Since the colonial times, the western world has been much interested in exerting their influence on the African society, defining its culture and way of looking at things. Western countries have even in the post-colonial African state looked for all ways of planting roots through which their influence can be maintained in African countries. The most soft-power method used is that of Civil Society Organizations (CSOs) as proxies to exercise Neo-colonialism against African societies against of their interests.
Despite increased value attached to the civil society regarding promotion of good governance and democracy for development through advocacy, lobbying, provision of social services, sensitization, promotion of human rights as well as holding government accountable, they have since time memorial been used as proxies by the western powers to maintain their colonial-interests within Africa as they have failed perform the expected functions of providing objective and rational or balanced checks and balances to the central governments.
In Uganda, clear description about civil society, its size, area of activity, domestic and external sources of monetary and material support as well as the policy framework in which it operates seem not to be available in an organized way. This has made many to opt for subversive actions that tend to disrupt good governance rather than promoting it and this has prompted the President of the Republic of Uganda to use his constitutional powers to suspend the activities of the Democratic Governance Facility (DGF) which was initially established in July 2011 by eight Development Partners (DPs): Austria, Denmark, Ireland, the Netherlands, Norway, Sweden, the United Kingdom and the European Union, as a five-year governance programme aimed at providing harmonised, coherent and well-coordinated support to state and non-state entities to strengthen democratisation, protect human rights, improve access to justice and enhance accountability in Uganda.
As a Patriot and a Pan-Africanism, President Y.K Museveni in a two-page letter ordered the Finance Minister to suspend all DGF activities despite it being the biggest donor fund-estimated at over UGX 500BN annually. This was coupled with an investigation into the activities of DGF and even on government officials who oversaw the DGF activities. The president argued that the biggest percentage of the funds has been used to support organizations and activities designed to subvert government under the disguise of improving governance. The closure of civil societies has been witnessed in many countries with the major aim of protecting National interest of the host state even in Eastern Europe (Russia) whenever leadership deems it necessary a decision to which am in support.

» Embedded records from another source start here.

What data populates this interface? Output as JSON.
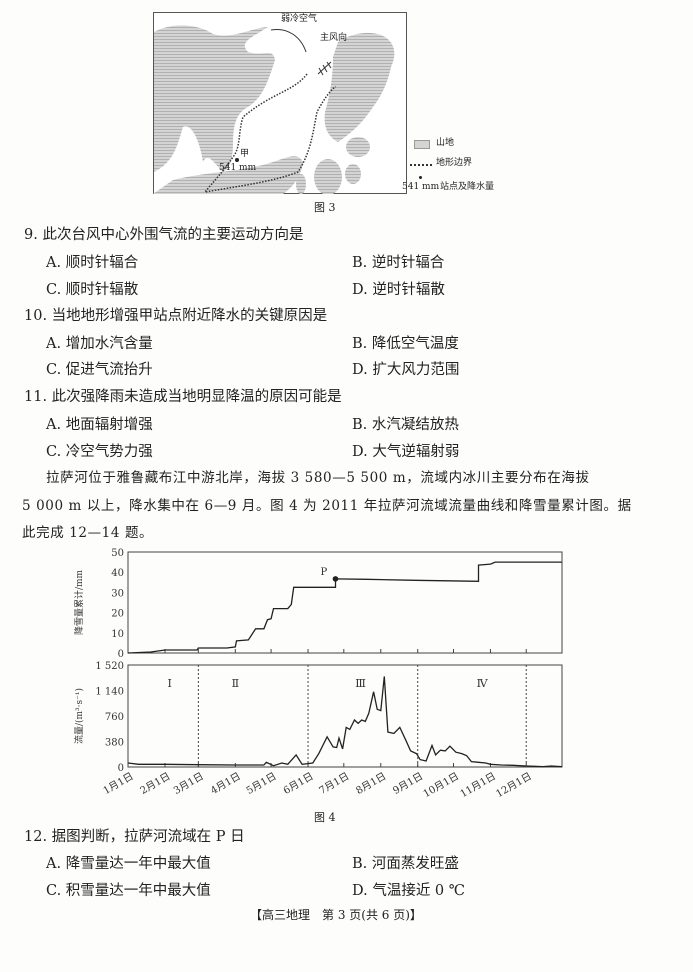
{
  "figure3": {
    "caption": "图 3",
    "labels": {
      "cold_air": "弱冷空气",
      "wind_dir": "主风向",
      "station": "甲",
      "station_precip": "541 mm"
    },
    "legend": [
      {
        "label": "山地"
      },
      {
        "label": "地形边界"
      },
      {
        "value": "541 mm",
        "label": "站点及降水量"
      }
    ]
  },
  "questions": [
    {
      "stem": "9. 此次台风中心外围气流的主要运动方向是",
      "options": [
        "A. 顺时针辐合",
        "B. 逆时针辐合",
        "C. 顺时针辐散",
        "D. 逆时针辐散"
      ]
    },
    {
      "stem": "10. 当地地形增强甲站点附近降水的关键原因是",
      "options": [
        "A. 增加水汽含量",
        "B. 降低空气温度",
        "C. 促进气流抬升",
        "D. 扩大风力范围"
      ]
    },
    {
      "stem": "11. 此次强降雨未造成当地明显降温的原因可能是",
      "options": [
        "A. 地面辐射增强",
        "B. 水汽凝结放热",
        "C. 冷空气势力强",
        "D. 大气逆辐射弱"
      ]
    }
  ],
  "passage": [
    "拉萨河位于雅鲁藏布江中游北岸，海拔 3 580—5 500 m，流域内冰川主要分布在海拔",
    "5 000 m 以上，降水集中在 6—9 月。图 4 为 2011 年拉萨河流域流量曲线和降雪量累计图。据",
    "此完成 12—14 题。"
  ],
  "chart_data": [
    {
      "type": "line",
      "ylabel": "降雪量累计/mm",
      "ylim": [
        0,
        50
      ],
      "yticks": [
        "0",
        "10",
        "20",
        "30",
        "40",
        "50"
      ],
      "annotation": "P",
      "point_P": {
        "x": "06-24",
        "y": 36.7
      },
      "series": [
        {
          "x": [
            "01-01",
            "01-20",
            "02-01",
            "02-28",
            "03-01",
            "03-25",
            "04-01",
            "04-02",
            "04-12",
            "04-18",
            "04-25",
            "04-28",
            "05-01",
            "05-03",
            "05-15",
            "05-18",
            "05-20",
            "06-24",
            "06-24",
            "07-20",
            "08-30",
            "10-22",
            "10-22",
            "11-01",
            "11-05",
            "12-31"
          ],
          "y": [
            0,
            0.5,
            1.5,
            1.5,
            2.5,
            2.5,
            3,
            6,
            6.5,
            12,
            12,
            16.5,
            17,
            22,
            22,
            24,
            32.5,
            32.5,
            36.7,
            36.5,
            36,
            35.5,
            43.5,
            44,
            45,
            45
          ]
        }
      ],
      "grid": false
    },
    {
      "type": "line",
      "ylabel": "流量/(m³·s⁻¹)",
      "ylim": [
        0,
        1520
      ],
      "yticks": [
        "0",
        "380",
        "760",
        "1 140",
        "1 520"
      ],
      "xticks": [
        "1月1日",
        "2月1日",
        "3月1日",
        "4月1日",
        "5月1日",
        "6月1日",
        "7月1日",
        "8月1日",
        "9月1日",
        "10月1日",
        "11月1日",
        "12月1日"
      ],
      "xtick_dates": [
        "01-01",
        "02-01",
        "03-01",
        "04-01",
        "05-01",
        "06-01",
        "07-01",
        "08-01",
        "09-01",
        "10-01",
        "11-01",
        "12-01"
      ],
      "dividers": [
        "03-01",
        "06-01",
        "09-01",
        "12-01"
      ],
      "periods": [
        {
          "label": "Ⅰ",
          "x": "02-05"
        },
        {
          "label": "Ⅱ",
          "x": "04-01"
        },
        {
          "label": "Ⅲ",
          "x": "07-15"
        },
        {
          "label": "Ⅳ",
          "x": "10-25"
        }
      ],
      "series": [
        {
          "x": [
            "01-01",
            "01-10",
            "02-01",
            "03-01",
            "04-01",
            "04-25",
            "04-27",
            "05-03",
            "05-10",
            "05-15",
            "05-22",
            "05-27",
            "06-01",
            "06-05",
            "06-10",
            "06-17",
            "06-22",
            "06-25",
            "06-27",
            "06-30",
            "07-03",
            "07-06",
            "07-10",
            "07-13",
            "07-16",
            "07-19",
            "07-22",
            "07-26",
            "07-29",
            "08-01",
            "08-04",
            "08-07",
            "08-12",
            "08-17",
            "08-22",
            "08-26",
            "08-31",
            "09-03",
            "09-08",
            "09-13",
            "09-16",
            "09-20",
            "09-24",
            "09-28",
            "10-03",
            "10-08",
            "10-12",
            "10-16",
            "10-22",
            "10-28",
            "11-01",
            "11-10",
            "11-20",
            "12-01",
            "12-08",
            "12-15",
            "12-22",
            "12-31"
          ],
          "y": [
            60,
            40,
            40,
            35,
            30,
            30,
            70,
            20,
            60,
            40,
            180,
            40,
            50,
            60,
            200,
            450,
            300,
            290,
            430,
            270,
            590,
            560,
            700,
            650,
            700,
            680,
            800,
            1120,
            860,
            840,
            1350,
            520,
            500,
            590,
            400,
            240,
            200,
            110,
            90,
            320,
            180,
            250,
            240,
            310,
            220,
            200,
            170,
            80,
            70,
            60,
            40,
            30,
            25,
            15,
            10,
            5,
            15,
            5
          ]
        }
      ],
      "grid": false
    }
  ],
  "figure4": {
    "caption": "图 4"
  },
  "question12": {
    "stem": "12. 据图判断，拉萨河流域在 P 日",
    "options": [
      "A. 降雪量达一年中最大值",
      "B. 河面蒸发旺盛",
      "C. 积雪量达一年中最大值",
      "D. 气温接近 0 ℃"
    ]
  },
  "footer": "【高三地理　第 3 页(共 6 页)】"
}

Therefore, the presidential decision is for the good of Uganda because the western World has used the Civil society and donor funding to undermine the interests of African societies in the following ways.
In almost all countries in Africa, donors have influenced the Civil society to play partisan politics mainly against the governments in power whenever they don’t consent to the Western World’s interests. This has at times resulted into civil disobedience of the masses taking the case of the role of the civil society in causing the Arab Spring that has seen no Western power stabilize countries like Libya after destroying them.

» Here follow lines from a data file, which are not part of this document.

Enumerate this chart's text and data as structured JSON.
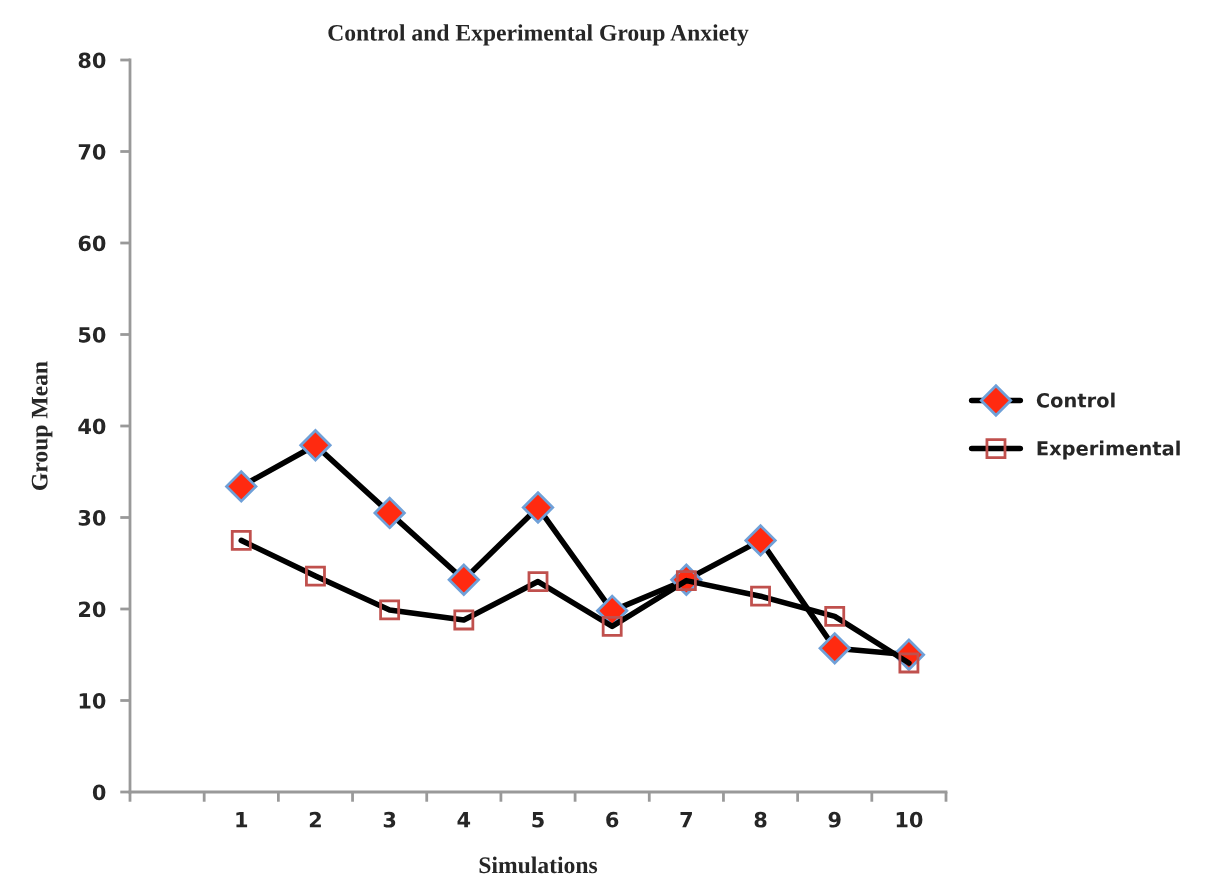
{
  "chart_data": {
    "type": "line",
    "title": "Control and Experimental Group Anxiety",
    "xlabel": "Simulations",
    "ylabel": "Group Mean",
    "categories": [
      null,
      "1",
      "2",
      "3",
      "4",
      "5",
      "6",
      "7",
      "8",
      "9",
      "10"
    ],
    "series": [
      {
        "name": "Control",
        "color": "#ff2a10",
        "marker": "diamond",
        "values": [
          null,
          33.4,
          37.9,
          30.5,
          23.2,
          31.1,
          19.8,
          23.2,
          27.5,
          15.7,
          15.0
        ]
      },
      {
        "name": "Experimental",
        "color": "#c0504d",
        "marker": "square",
        "values": [
          null,
          27.5,
          23.6,
          19.9,
          18.8,
          23.0,
          18.1,
          23.1,
          21.4,
          19.2,
          14.1
        ]
      }
    ],
    "ylim": [
      0,
      80
    ],
    "yticks": [
      0,
      10,
      20,
      30,
      40,
      50,
      60,
      70,
      80
    ],
    "grid": false,
    "legend": "right",
    "line_style": "solid"
  }
}
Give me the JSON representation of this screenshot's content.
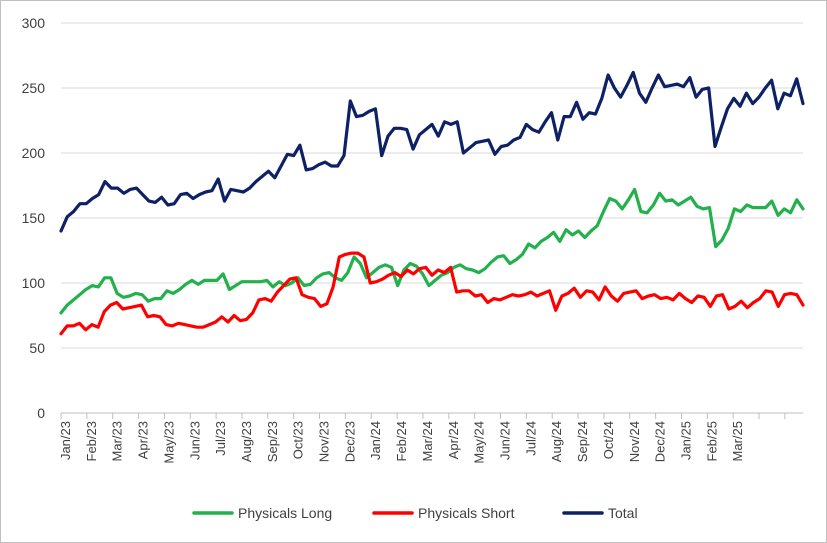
{
  "chart_data": {
    "type": "line",
    "title": "",
    "xlabel": "",
    "ylabel": "",
    "ylim": [
      0,
      300
    ],
    "yticks": [
      0,
      50,
      100,
      150,
      200,
      250,
      300
    ],
    "grid": "horizontal",
    "legend_position": "bottom",
    "month_labels": [
      "Jan/23",
      "Feb/23",
      "Mar/23",
      "Apr/23",
      "May/23",
      "Jun/23",
      "Jul/23",
      "Aug/23",
      "Sep/23",
      "Oct/23",
      "Nov/23",
      "Dec/23",
      "Jan/24",
      "Feb/24",
      "Mar/24",
      "Apr/24",
      "May/24",
      "Jun/24",
      "Jul/24",
      "Aug/24",
      "Sep/24",
      "Oct/24",
      "Nov/24",
      "Dec/24",
      "Jan/25",
      "Feb/25",
      "Mar/25"
    ],
    "series": [
      {
        "name": "Physicals Long",
        "color": "#22b14c",
        "values": [
          77,
          83,
          87,
          91,
          95,
          98,
          97,
          104,
          104,
          92,
          89,
          90,
          92,
          91,
          86,
          88,
          88,
          94,
          92,
          95,
          99,
          102,
          99,
          102,
          102,
          102,
          107,
          95,
          98,
          101,
          101,
          101,
          101,
          102,
          97,
          101,
          98,
          100,
          104,
          98,
          99,
          104,
          107,
          108,
          104,
          102,
          108,
          120,
          115,
          104,
          108,
          112,
          114,
          112,
          98,
          110,
          115,
          113,
          107,
          98,
          102,
          106,
          108,
          112,
          114,
          111,
          110,
          108,
          111,
          116,
          120,
          121,
          115,
          118,
          122,
          130,
          127,
          132,
          135,
          139,
          132,
          141,
          137,
          140,
          135,
          140,
          144,
          155,
          165,
          163,
          157,
          164,
          172,
          155,
          154,
          160,
          169,
          163,
          164,
          160,
          163,
          166,
          159,
          157,
          158,
          128,
          133,
          142,
          157,
          155,
          160,
          158,
          158,
          158,
          163,
          152,
          157,
          154,
          164,
          157
        ]
      },
      {
        "name": "Physicals Short",
        "color": "#ff0000",
        "values": [
          61,
          67,
          67,
          69,
          64,
          68,
          66,
          78,
          83,
          85,
          80,
          81,
          82,
          83,
          74,
          75,
          74,
          68,
          67,
          69,
          68,
          67,
          66,
          66,
          68,
          70,
          74,
          70,
          75,
          71,
          72,
          77,
          87,
          88,
          86,
          93,
          98,
          103,
          104,
          91,
          89,
          88,
          82,
          84,
          97,
          120,
          122,
          123,
          123,
          120,
          100,
          101,
          103,
          106,
          108,
          105,
          110,
          107,
          111,
          112,
          106,
          110,
          108,
          112,
          93,
          94,
          94,
          90,
          91,
          85,
          88,
          87,
          89,
          91,
          90,
          91,
          93,
          90,
          92,
          94,
          79,
          90,
          92,
          96,
          89,
          94,
          93,
          87,
          97,
          90,
          86,
          92,
          93,
          94,
          88,
          90,
          91,
          88,
          89,
          87,
          92,
          88,
          85,
          90,
          89,
          82,
          90,
          91,
          80,
          82,
          86,
          81,
          85,
          88,
          94,
          93,
          82,
          91,
          92,
          91,
          83
        ]
      },
      {
        "name": "Total",
        "color": "#0d2164",
        "values": [
          140,
          151,
          155,
          161,
          161,
          165,
          168,
          178,
          173,
          173,
          169,
          172,
          173,
          168,
          163,
          162,
          166,
          160,
          161,
          168,
          169,
          165,
          168,
          170,
          171,
          180,
          163,
          172,
          171,
          170,
          173,
          178,
          182,
          186,
          181,
          190,
          199,
          198,
          206,
          187,
          188,
          191,
          193,
          190,
          190,
          198,
          240,
          228,
          229,
          232,
          234,
          198,
          213,
          219,
          219,
          218,
          203,
          214,
          218,
          222,
          213,
          224,
          222,
          224,
          200,
          204,
          208,
          209,
          210,
          199,
          205,
          206,
          210,
          212,
          222,
          218,
          216,
          224,
          231,
          210,
          228,
          228,
          239,
          226,
          231,
          230,
          242,
          260,
          250,
          243,
          252,
          262,
          246,
          239,
          250,
          260,
          251,
          252,
          253,
          251,
          258,
          243,
          249,
          250,
          205,
          220,
          234,
          242,
          236,
          246,
          238,
          243,
          250,
          256,
          234,
          246,
          244,
          257,
          238
        ]
      }
    ]
  },
  "legend": {
    "items": [
      {
        "label": "Physicals Long",
        "color": "#22b14c"
      },
      {
        "label": "Physicals Short",
        "color": "#ff0000"
      },
      {
        "label": "Total",
        "color": "#0d2164"
      }
    ]
  }
}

Besides, these donations are mostly spent on luxurious activities that do not directly create an impact on the local population. They spend much of their money on glossy advertising campaigns and administration costs rather than helping people in the developing World that a good 25% of money raised is spent on such costs. Such mentalities are really imperialistic in nature.

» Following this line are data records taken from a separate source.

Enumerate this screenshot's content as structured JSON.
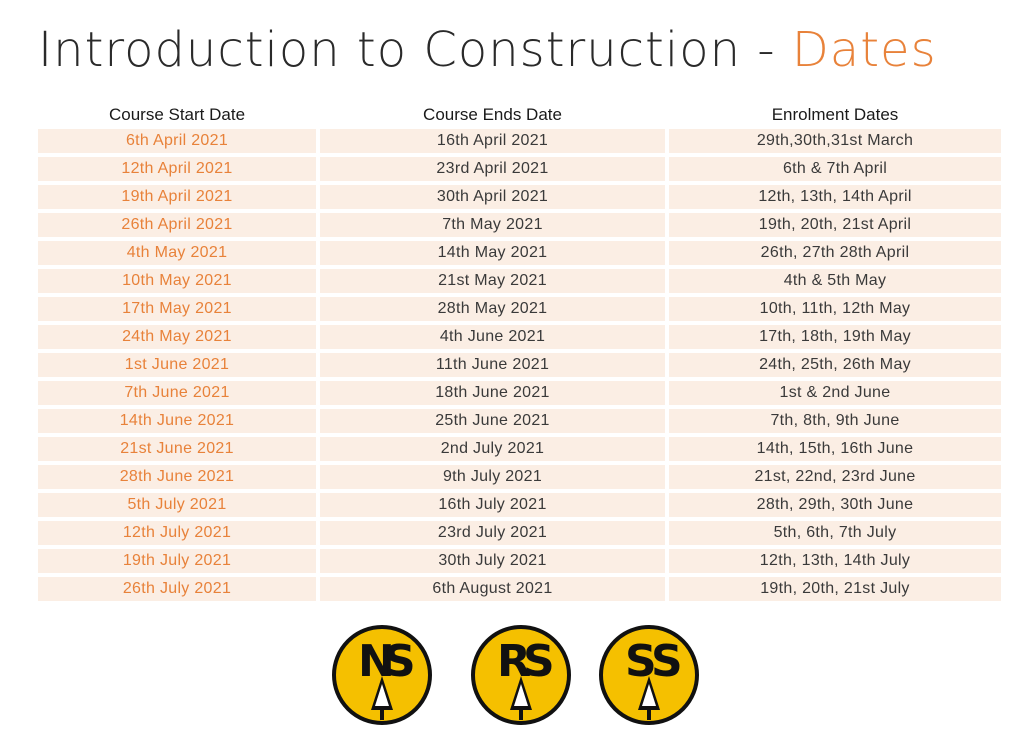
{
  "title": {
    "main": "Introduction to Construction - ",
    "accent": "Dates"
  },
  "table": {
    "headers": [
      "Course Start Date",
      "Course Ends Date",
      "Enrolment Dates"
    ],
    "rows": [
      [
        "6th April 2021",
        "16th April 2021",
        "29th,30th,31st March"
      ],
      [
        "12th April 2021",
        "23rd April 2021",
        "6th & 7th April"
      ],
      [
        "19th April 2021",
        "30th April 2021",
        "12th, 13th, 14th April"
      ],
      [
        "26th April 2021",
        "7th May 2021",
        "19th, 20th, 21st April"
      ],
      [
        "4th May 2021",
        "14th May 2021",
        "26th, 27th 28th April"
      ],
      [
        "10th May 2021",
        "21st May 2021",
        "4th & 5th May"
      ],
      [
        "17th May 2021",
        "28th May 2021",
        "10th, 11th, 12th May"
      ],
      [
        "24th May 2021",
        "4th June 2021",
        "17th, 18th, 19th May"
      ],
      [
        "1st June 2021",
        "11th June 2021",
        "24th, 25th, 26th May"
      ],
      [
        "7th June 2021",
        "18th June 2021",
        "1st & 2nd June"
      ],
      [
        "14th June 2021",
        "25th June 2021",
        "7th, 8th, 9th June"
      ],
      [
        "21st June 2021",
        "2nd July 2021",
        "14th, 15th, 16th June"
      ],
      [
        "28th June 2021",
        "9th July 2021",
        "21st, 22nd, 23rd June"
      ],
      [
        "5th July 2021",
        "16th July 2021",
        "28th, 29th, 30th June"
      ],
      [
        "12th July 2021",
        "23rd July 2021",
        "5th, 6th, 7th July"
      ],
      [
        "19th July 2021",
        "30th July 2021",
        "12th, 13th, 14th July"
      ],
      [
        "26th July 2021",
        "6th August 2021",
        "19th, 20th, 21st July"
      ]
    ]
  },
  "logos": [
    {
      "letters": [
        "N",
        "S"
      ],
      "icon": "nsa-logo-icon"
    },
    {
      "letters": [
        "R",
        "S"
      ],
      "icon": "rsa-logo-icon"
    },
    {
      "letters": [
        "S",
        "S"
      ],
      "icon": "ssa-logo-icon"
    }
  ],
  "colors": {
    "accent": "#e8823a",
    "row_bg": "#fbeee4",
    "logo_fill": "#f5c000",
    "logo_ink": "#111111"
  }
}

Donor money has been used to portray a negative image of the African society to the rest of the world. A lot of aid campaigns portray images of Africans as starving and helpless in order to generate sympathy and thus donations. This perpetuates the idea of Africa as a helpless continent incapable of helping itself, whereas the opposite is actually true; Africa is full of incredibly creative entrepreneurs who need to be helped with such aid but the western world isn’t interested in seeing an African entrepreneur grow.
These donations have also resulted into sustainability of systemic poverty among Africans by the Western world. As most of the CSOs receiving donations are increasingly taking on a corporate character, such corporatization has made donor receiving agencies to become more capitalistic and again impoverish communities whom they are meant to be helping. As a consequence, these organizations have little attachment to the community. CSOs therefore tend to create programs that have short-term, Band-Aid solutions, consequently sustaining poverty at a systemic level which is a colonial move by the western world.
Furthermore, the activities funded by these Western-based CSOs funds are often project-focused seeking to achieve one specific goal from one community to another which cannot provide lasting empowerment for democratization and good governance in Africa. This approach may be effective in certain scenarios, particularly those of humanitarian and emergency aid. However, this project-based strategy is not as effective in empowering the poor and powerless over time to engage in governance because the empowerment of vulnerable groups is a long process. Therefore, these donors often take on one small portion of this large, interconnected challenge which is usually an intentional colonial move to keep Africa Vulnerable.
In inference therefore, Westernized donations often have similar objectives at their core which is to maintain their dominance within African countries but keeping them vulnerable. This is evident with growing donor-dependency complex among Africans as well as the short-term, project-oriented, and top-down nature of basically the International Non-Governmental Organizations which have created a negative relationship between themselves and the states that seem to be resistant to their waves. In that sense, donations should be thoroughly monitored by the African states through clear structures and should be considered as complementary mechanisms, not supplementary if they are to realise good governance, sustainable growth & development as well as enjoyment of sovereignty.
By Ampumuza Dixon Kagurusi
An International Relations and Diplomatic Scholar.